そして、相続税のかかる方です。相続税対策で生命保険に入れるという場合も、やっぱり法人契約で保険に入るのは、500万円かける法定相続人ということに、なったし、そして、借入金が多い場合です。1億も2億も借入金があるという場合、その問題は相続税対策の問題が絡んで、法人契約で保険に入るパターンという保険の金額というのは、500万円かける法定相続人の数ということになるわけでございます。

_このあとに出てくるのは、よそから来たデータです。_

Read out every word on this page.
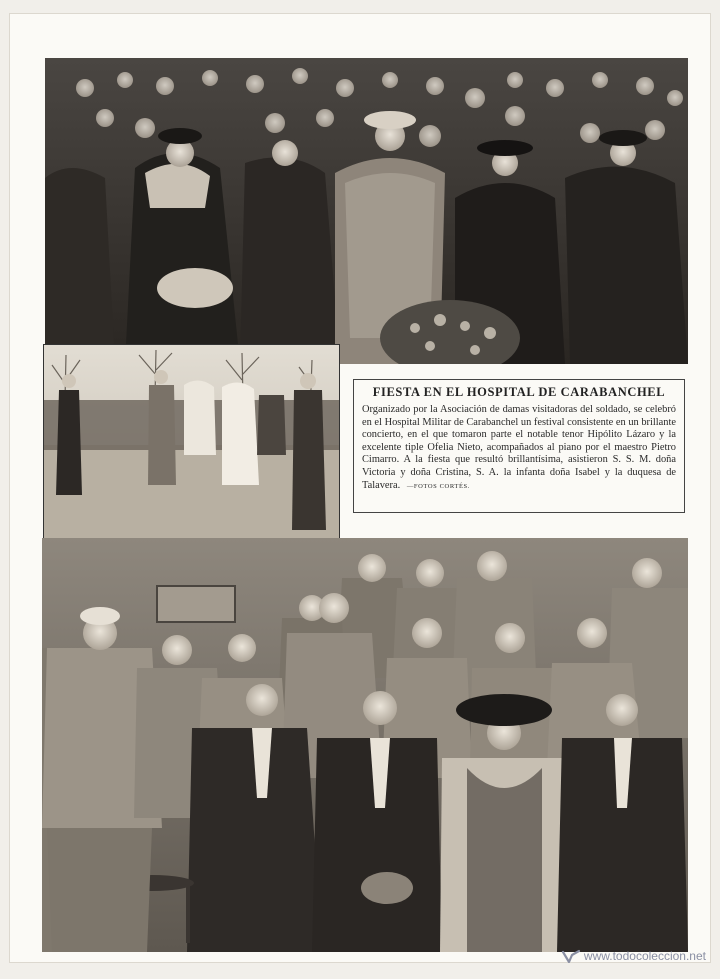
FIESTA EN EL HOSPITAL DE CARABANCHEL
Organizado por la Asociación de damas visitadoras del soldado, se celebró en el Hospital Militar de Carabanchel un festival consistente en un brillante concierto, en el que tomaron parte el notable tenor Hipólito Lázaro y la excelente tiple Ofelia Nieto, acompañados al piano por el maestro Pietro Cimarro. A la fiesta que resultó brillantísima, asistieron S. S. M. doña Victoria y doña Cristina, S. A. la infanta doña Isabel y la duquesa de Talavera. —FOTOS CORTÉS.
www.todocoleccion.net
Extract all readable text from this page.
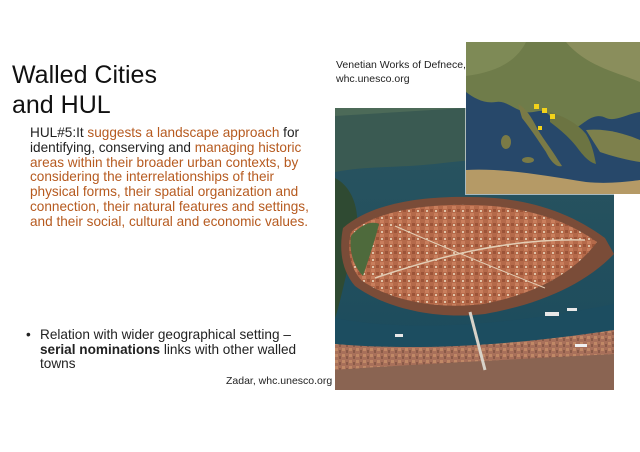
Walled Cities
and HUL
HUL#5:It suggests a landscape approach for identifying, conserving and managing historic areas within their broader urban contexts, by considering the interrelationships of their physical forms, their spatial organization and connection, their natural features and settings, and their social, cultural and economic values.
• Relation with wider geographical setting – serial nominations links with other walled towns
Venetian Works of Defnece, whc.unesco.org
Zadar, whc.unesco.org
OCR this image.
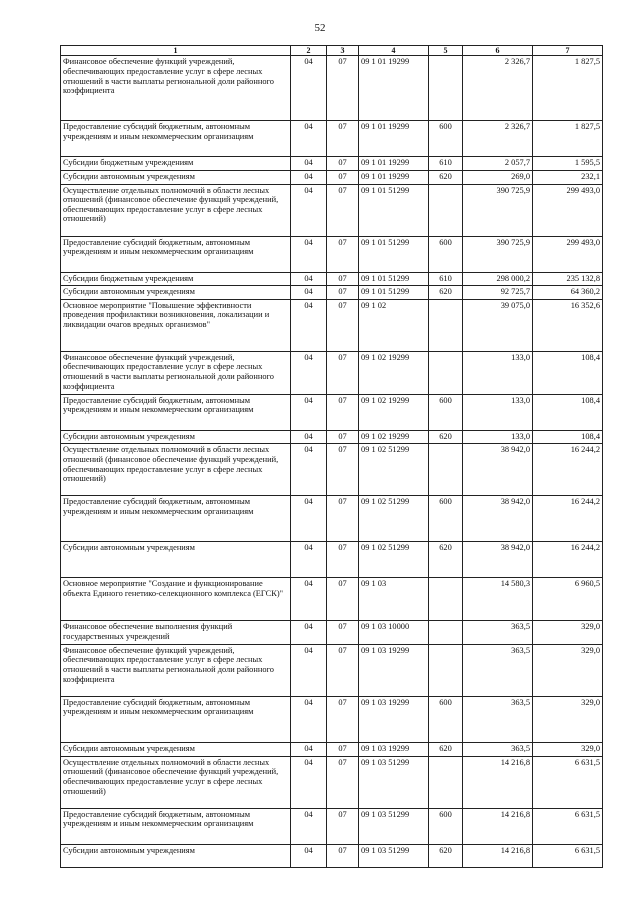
52
1	2	3	4	5	6	7
Финансовое обеспечение функций учреждений, обеспечивающих предоставление услуг в сфере лесных отношений в части выплаты региональной доли районного коэффициента	04	07	09 1 01 19299		2 326,7	1 827,5
Предоставление субсидий бюджетным, автономным учреждениям и иным некоммерческим организациям	04	07	09 1 01 19299	600	2 326,7	1 827,5
Субсидии бюджетным учреждениям	04	07	09 1 01 19299	610	2 057,7	1 595,5
Субсидии автономным учреждениям	04	07	09 1 01 19299	620	269,0	232,1
Осуществление отдельных полномочий в области лесных отношений (финансовое обеспечение функций учреждений, обеспечивающих предоставление услуг в сфере лесных отношений)	04	07	09 1 01 51299		390 725,9	299 493,0
Предоставление субсидий бюджетным, автономным учреждениям и иным некоммерческим организациям	04	07	09 1 01 51299	600	390 725,9	299 493,0
Субсидии бюджетным учреждениям	04	07	09 1 01 51299	610	298 000,2	235 132,8
Субсидии автономным учреждениям	04	07	09 1 01 51299	620	92 725,7	64 360,2
Основное мероприятие "Повышение эффективности проведения профилактики возникновения, локализации и ликвидации очагов вредных организмов"	04	07	09 1 02		39 075,0	16 352,6
Финансовое обеспечение функций учреждений, обеспечивающих предоставление услуг в сфере лесных отношений в части выплаты региональной доли районного коэффициента	04	07	09 1 02 19299		133,0	108,4
Предоставление субсидий бюджетным, автономным учреждениям и иным некоммерческим организациям	04	07	09 1 02 19299	600	133,0	108,4
Субсидии автономным учреждениям	04	07	09 1 02 19299	620	133,0	108,4
Осуществление отдельных полномочий в области лесных отношений (финансовое обеспечение функций учреждений, обеспечивающих предоставление услуг в сфере лесных отношений)	04	07	09 1 02 51299		38 942,0	16 244,2
Предоставление субсидий бюджетным, автономным учреждениям и иным некоммерческим организациям	04	07	09 1 02 51299	600	38 942,0	16 244,2
Субсидии автономным учреждениям	04	07	09 1 02 51299	620	38 942,0	16 244,2
Основное мероприятие "Создание и функционирование объекта Единого генетико-селекционного комплекса (ЕГСК)"	04	07	09 1 03		14 580,3	6 960,5
Финансовое обеспечение выполнения функций государственных учреждений	04	07	09 1 03 10000		363,5	329,0
Финансовое обеспечение функций учреждений, обеспечивающих предоставление услуг в сфере лесных отношений в части выплаты региональной доли районного коэффициента	04	07	09 1 03 19299		363,5	329,0
Предоставление субсидий бюджетным, автономным учреждениям и иным некоммерческим организациям	04	07	09 1 03 19299	600	363,5	329,0
Субсидии автономным учреждениям	04	07	09 1 03 19299	620	363,5	329,0
Осуществление отдельных полномочий в области лесных отношений (финансовое обеспечение функций учреждений, обеспечивающих предоставление услуг в сфере лесных отношений)	04	07	09 1 03 51299		14 216,8	6 631,5
Предоставление субсидий бюджетным, автономным учреждениям и иным некоммерческим организациям	04	07	09 1 03 51299	600	14 216,8	6 631,5
Субсидии автономным учреждениям	04	07	09 1 03 51299	620	14 216,8	6 631,5
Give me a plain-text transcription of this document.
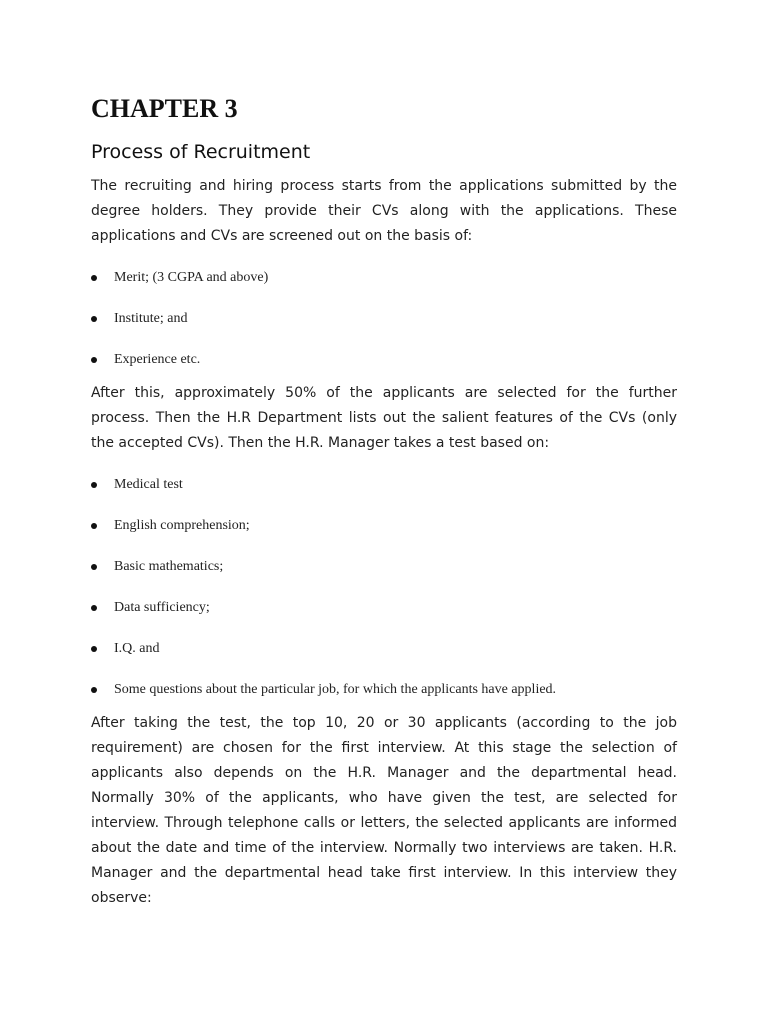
CHAPTER 3
Process of Recruitment

The recruiting and hiring process starts from the applications submitted by the degree holders. They provide their CVs along with the applications. These applications and CVs are screened out on the basis of:

Merit; (3 CGPA and above)
Institute; and
Experience etc.

After this, approximately 50% of the applicants are selected for the further process. Then the H.R Department lists out the salient features of the CVs (only the accepted CVs). Then the H.R. Manager takes a test based on:

Medical test
English comprehension;
Basic mathematics;
Data sufficiency;
I.Q. and
Some questions about the particular job, for which the applicants have applied.

After taking the test, the top 10, 20 or 30 applicants (according to the job requirement) are chosen for the first interview. At this stage the selection of applicants also depends on the H.R. Manager and the departmental head. Normally 30% of the applicants, who have given the test, are selected for interview. Through telephone calls or letters, the selected applicants are informed about the date and time of the interview. Normally two interviews are taken. H.R. Manager and the departmental head take first interview. In this interview they observe:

なので、私もこの生命保険をですね、使ってアドバイスをするという仕事は、もう25年以上もやっておりますけれども、この25年間で、法人契約の保険金が5000万円以上の保険金というのは、過去一度も売ったことがありません。だから、高い保険金額を売るのがかっこいいんじゃないですよ。1億円の保険金を売ったとか、2億円の保険金というのは、全く格好良くもなんともありません。お客さんのためになっていないですからね。契約形態が間違っているよと言っているだけだって、保険は1円も売ってあげてください。ただ、法人契約として5000万円以上というのは成り立たないよ、と申し上げているのです。
どんなパターンでやっても、債務超過であっても、相続税がかかる場合であっても、借入金返済のためでも、色々な場面に当てはめてみても、やっぱり法人契約で保険に入るというのは、1億円、2億円の保険金額というのは、成り立たなかったな、という結論でございました。